SXSW panel “Singularity is here: Future of Data Mining” discussed ideas of virtual reality and the future of data mining March 15 at the JW Marriott salon.
The panel ended with a call to action in which Samantha Mathew, CEO, and co-founder of Venn.Agency in Los Angeles put $10 million up as a prize for anyone who can develop a “soul server” that would independently host the public’s data.
The conversation considered virtual reality as a natural progression in our trend of integrating technology increasingly seamlessly into our lives and posited the question of how valuable our data is and what our rights to it are.
Sandra Ro, managing partner and COO at UWINCorp, said data is more valuable than we understand and will only increase in value.
“Data is the new gold,” Ro said. “Data will become more valuable.”
Benjamin Durham, COO of Thrillbox, said attention is also valuable.
“We think that attention is a currency,” Durham said.
The problem of centralized technological power was emphasized when Dunham said how granular the types of data being collected are in the virtual reality space with which he works and predicts will be the future of digital media. The tools he works with collect amounts of data that can be difficult to grasp at dozens of frames per second.
“We’re tracking 15-25 data points per frame,” Durham said. “It’s better than a thumbprint.”
The issue of massive amounts of data being centralized by a handful of large organizations is that those data can be used to develop psychographic images of different types of consumers in a way that can unconsciously mobilize them. The panel pointed to Cambridge Analytica and their influence on the 2016 presidential election.
Further, this data is collected without the user having any rights or access to it and it is specified to the user. Dunham said that in his data collection they avoid this by anonymizing users.
“We use an old cryptography method called pseudonymization,” Dunham said.
Pseudonymization allows users data to be collected and analyzed without having the data connected to their identity, ensuring privacy.
The panel’s solution to these issues of privacy and data independence was to advocate for and actively create decentralized networks and open sourced projects.
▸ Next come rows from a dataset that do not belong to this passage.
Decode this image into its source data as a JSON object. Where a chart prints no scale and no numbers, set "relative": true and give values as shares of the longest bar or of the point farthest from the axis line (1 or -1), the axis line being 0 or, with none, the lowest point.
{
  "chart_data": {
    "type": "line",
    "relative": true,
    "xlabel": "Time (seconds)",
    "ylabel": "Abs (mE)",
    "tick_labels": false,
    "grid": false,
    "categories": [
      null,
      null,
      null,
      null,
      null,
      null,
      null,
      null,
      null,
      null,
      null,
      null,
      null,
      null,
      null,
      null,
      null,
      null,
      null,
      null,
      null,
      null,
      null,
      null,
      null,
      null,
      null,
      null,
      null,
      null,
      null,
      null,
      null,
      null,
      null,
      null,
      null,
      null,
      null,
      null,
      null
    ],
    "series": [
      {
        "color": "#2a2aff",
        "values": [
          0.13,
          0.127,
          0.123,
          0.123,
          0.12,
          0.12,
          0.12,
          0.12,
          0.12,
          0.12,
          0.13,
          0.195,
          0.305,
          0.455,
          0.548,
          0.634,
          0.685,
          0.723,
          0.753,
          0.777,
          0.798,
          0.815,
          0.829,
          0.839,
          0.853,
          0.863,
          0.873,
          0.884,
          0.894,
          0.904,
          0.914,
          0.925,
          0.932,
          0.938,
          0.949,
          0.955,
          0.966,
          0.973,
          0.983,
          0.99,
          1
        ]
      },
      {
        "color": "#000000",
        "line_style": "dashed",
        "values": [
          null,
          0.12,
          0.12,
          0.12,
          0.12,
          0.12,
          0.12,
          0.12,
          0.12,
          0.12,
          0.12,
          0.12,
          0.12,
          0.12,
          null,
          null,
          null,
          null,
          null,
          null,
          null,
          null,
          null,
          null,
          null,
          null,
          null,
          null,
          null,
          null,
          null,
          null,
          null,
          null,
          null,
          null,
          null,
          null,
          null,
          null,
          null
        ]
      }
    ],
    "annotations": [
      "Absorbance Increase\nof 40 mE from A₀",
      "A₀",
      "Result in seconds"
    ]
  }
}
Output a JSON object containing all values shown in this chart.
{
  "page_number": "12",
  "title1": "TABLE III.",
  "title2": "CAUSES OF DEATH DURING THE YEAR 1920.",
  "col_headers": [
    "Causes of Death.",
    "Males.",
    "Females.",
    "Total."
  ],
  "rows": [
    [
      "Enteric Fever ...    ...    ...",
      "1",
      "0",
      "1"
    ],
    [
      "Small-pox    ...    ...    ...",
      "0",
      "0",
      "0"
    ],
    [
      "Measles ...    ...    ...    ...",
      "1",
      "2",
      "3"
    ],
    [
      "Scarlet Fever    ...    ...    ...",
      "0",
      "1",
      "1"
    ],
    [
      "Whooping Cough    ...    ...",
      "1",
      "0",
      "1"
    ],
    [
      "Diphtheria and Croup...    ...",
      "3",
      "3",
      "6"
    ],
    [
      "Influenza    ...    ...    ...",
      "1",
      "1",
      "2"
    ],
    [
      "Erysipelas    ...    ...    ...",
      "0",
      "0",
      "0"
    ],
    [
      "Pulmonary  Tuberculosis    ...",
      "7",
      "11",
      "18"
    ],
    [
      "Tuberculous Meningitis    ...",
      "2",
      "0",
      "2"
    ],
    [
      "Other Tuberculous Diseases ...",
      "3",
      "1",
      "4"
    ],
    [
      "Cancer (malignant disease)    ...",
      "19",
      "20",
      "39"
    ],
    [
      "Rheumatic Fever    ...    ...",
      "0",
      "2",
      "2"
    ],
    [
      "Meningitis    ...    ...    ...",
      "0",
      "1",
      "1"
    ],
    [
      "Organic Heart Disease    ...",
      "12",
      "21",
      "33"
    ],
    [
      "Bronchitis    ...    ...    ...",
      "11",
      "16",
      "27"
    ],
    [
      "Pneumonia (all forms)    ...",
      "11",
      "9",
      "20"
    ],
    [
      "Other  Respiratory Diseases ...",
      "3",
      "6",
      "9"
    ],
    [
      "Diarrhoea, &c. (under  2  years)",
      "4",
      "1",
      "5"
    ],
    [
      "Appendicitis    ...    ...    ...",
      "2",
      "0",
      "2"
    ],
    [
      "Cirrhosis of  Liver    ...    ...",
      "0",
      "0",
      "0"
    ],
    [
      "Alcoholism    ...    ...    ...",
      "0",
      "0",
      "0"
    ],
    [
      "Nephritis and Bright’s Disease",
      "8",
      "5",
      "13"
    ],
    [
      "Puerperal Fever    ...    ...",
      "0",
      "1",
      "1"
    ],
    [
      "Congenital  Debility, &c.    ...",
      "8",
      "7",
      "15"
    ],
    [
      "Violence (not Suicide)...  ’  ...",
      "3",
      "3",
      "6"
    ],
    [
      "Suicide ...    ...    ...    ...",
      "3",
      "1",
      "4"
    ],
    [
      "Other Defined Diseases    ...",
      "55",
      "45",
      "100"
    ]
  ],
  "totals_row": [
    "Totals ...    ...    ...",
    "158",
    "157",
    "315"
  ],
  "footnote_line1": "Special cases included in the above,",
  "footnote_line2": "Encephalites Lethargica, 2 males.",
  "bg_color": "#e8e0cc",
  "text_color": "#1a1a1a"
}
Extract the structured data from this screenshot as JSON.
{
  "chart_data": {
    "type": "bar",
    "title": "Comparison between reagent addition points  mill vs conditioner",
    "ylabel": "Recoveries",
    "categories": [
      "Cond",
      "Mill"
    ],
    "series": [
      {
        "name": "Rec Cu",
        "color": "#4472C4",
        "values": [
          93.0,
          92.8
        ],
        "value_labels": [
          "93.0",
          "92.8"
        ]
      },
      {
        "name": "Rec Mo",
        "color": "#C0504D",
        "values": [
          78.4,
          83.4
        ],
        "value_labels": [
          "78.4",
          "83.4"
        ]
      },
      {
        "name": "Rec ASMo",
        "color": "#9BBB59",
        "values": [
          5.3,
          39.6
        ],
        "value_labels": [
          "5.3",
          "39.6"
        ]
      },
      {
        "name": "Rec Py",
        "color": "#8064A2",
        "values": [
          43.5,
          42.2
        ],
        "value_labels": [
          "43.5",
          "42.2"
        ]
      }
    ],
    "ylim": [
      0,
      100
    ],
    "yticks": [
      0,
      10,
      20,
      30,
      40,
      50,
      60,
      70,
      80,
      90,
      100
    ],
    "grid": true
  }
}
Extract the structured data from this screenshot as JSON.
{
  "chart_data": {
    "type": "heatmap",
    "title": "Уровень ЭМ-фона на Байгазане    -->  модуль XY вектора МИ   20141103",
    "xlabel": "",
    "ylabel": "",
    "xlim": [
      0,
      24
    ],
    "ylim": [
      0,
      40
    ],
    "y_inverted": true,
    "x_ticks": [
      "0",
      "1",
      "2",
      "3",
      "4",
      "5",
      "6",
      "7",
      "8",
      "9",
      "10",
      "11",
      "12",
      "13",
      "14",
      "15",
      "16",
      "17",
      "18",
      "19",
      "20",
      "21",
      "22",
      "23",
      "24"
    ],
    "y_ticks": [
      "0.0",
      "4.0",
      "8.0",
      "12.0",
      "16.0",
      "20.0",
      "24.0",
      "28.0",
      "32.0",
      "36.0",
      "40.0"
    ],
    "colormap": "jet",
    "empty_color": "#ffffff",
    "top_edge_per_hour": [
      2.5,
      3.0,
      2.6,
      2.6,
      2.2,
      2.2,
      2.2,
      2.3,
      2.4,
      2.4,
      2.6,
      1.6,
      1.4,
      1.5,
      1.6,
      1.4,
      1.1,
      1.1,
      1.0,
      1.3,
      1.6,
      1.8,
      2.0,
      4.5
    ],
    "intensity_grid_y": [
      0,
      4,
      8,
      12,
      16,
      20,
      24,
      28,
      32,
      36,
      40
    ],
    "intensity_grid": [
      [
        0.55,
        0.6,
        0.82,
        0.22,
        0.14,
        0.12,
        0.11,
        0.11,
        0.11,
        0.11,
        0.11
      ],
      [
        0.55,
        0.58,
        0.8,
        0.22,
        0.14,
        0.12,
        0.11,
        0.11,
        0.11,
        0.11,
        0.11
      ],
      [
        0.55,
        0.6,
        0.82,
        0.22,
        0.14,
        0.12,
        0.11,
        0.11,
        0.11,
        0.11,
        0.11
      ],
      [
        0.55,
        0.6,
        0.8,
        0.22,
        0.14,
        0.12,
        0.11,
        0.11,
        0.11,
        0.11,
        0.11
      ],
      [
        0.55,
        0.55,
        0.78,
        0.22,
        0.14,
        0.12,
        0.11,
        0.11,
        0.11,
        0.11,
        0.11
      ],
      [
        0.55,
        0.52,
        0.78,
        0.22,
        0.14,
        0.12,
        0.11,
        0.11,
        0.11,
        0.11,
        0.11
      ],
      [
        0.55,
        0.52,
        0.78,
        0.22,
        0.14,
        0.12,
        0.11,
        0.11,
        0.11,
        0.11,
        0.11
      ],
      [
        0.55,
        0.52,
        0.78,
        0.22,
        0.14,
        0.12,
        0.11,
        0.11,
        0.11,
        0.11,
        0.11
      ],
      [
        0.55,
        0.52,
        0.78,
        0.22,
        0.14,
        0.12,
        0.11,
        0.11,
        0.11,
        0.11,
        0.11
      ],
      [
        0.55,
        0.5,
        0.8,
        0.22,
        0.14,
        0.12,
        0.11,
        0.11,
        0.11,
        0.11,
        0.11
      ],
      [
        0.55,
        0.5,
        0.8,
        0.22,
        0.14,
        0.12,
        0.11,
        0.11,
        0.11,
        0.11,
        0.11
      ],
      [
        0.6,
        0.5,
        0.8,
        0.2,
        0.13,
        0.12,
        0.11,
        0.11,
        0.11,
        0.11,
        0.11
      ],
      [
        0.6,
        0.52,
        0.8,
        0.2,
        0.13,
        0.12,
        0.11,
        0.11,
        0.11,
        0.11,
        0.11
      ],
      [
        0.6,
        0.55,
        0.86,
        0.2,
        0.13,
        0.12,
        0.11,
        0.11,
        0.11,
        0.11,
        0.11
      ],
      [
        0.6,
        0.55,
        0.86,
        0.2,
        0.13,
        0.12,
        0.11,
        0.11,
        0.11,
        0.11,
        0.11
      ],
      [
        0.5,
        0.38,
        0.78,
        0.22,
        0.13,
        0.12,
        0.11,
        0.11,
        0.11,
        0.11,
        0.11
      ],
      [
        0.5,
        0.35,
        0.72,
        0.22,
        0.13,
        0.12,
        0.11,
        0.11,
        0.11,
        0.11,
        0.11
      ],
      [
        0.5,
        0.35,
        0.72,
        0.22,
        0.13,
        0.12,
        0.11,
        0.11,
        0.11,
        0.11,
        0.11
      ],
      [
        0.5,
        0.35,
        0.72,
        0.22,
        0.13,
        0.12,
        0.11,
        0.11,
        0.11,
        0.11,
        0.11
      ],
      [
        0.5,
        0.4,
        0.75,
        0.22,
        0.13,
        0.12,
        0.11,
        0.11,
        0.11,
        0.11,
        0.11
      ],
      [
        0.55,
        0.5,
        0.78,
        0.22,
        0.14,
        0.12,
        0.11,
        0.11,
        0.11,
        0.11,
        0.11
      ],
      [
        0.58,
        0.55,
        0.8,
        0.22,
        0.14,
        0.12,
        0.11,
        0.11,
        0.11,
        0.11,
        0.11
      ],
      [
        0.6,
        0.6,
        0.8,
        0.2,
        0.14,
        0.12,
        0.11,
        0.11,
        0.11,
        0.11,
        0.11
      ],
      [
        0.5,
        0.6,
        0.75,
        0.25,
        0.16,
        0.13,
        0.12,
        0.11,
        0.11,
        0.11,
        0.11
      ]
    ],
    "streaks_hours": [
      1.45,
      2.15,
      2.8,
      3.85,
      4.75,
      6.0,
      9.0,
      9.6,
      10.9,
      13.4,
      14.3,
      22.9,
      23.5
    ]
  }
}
“A decentralized set of networks could solve a lot of the problems we have,” Ro said.
Hypothetically, this decentralized network would not only provide privacy but also could be used to support positive causes in our society.
“We have the ability to hone in on this data in a way that helps society,” Ro said.
They also said that this was not a small or unlikely chain of events in the future.
“There’s an entire segment that challenges the notion that we should all just click to agree to the terms of service,” Ro said.
“There are more people trying to fix the web than there are trying to mess it up,” Mathews said.
In order to galvanize the innovation needed to jumpstart this decentralized vision of the internet, Mathews announced she would be setting up a prize of $10 million dollars for anyone who can create a “Soul Server” that would host the decentralized network. She called out the likes of Elon Musk and Steven Spielberg to contribute to the prize and aims to award it at this time next year.
“I’m talking about this because I feel it happening,” Mathews said.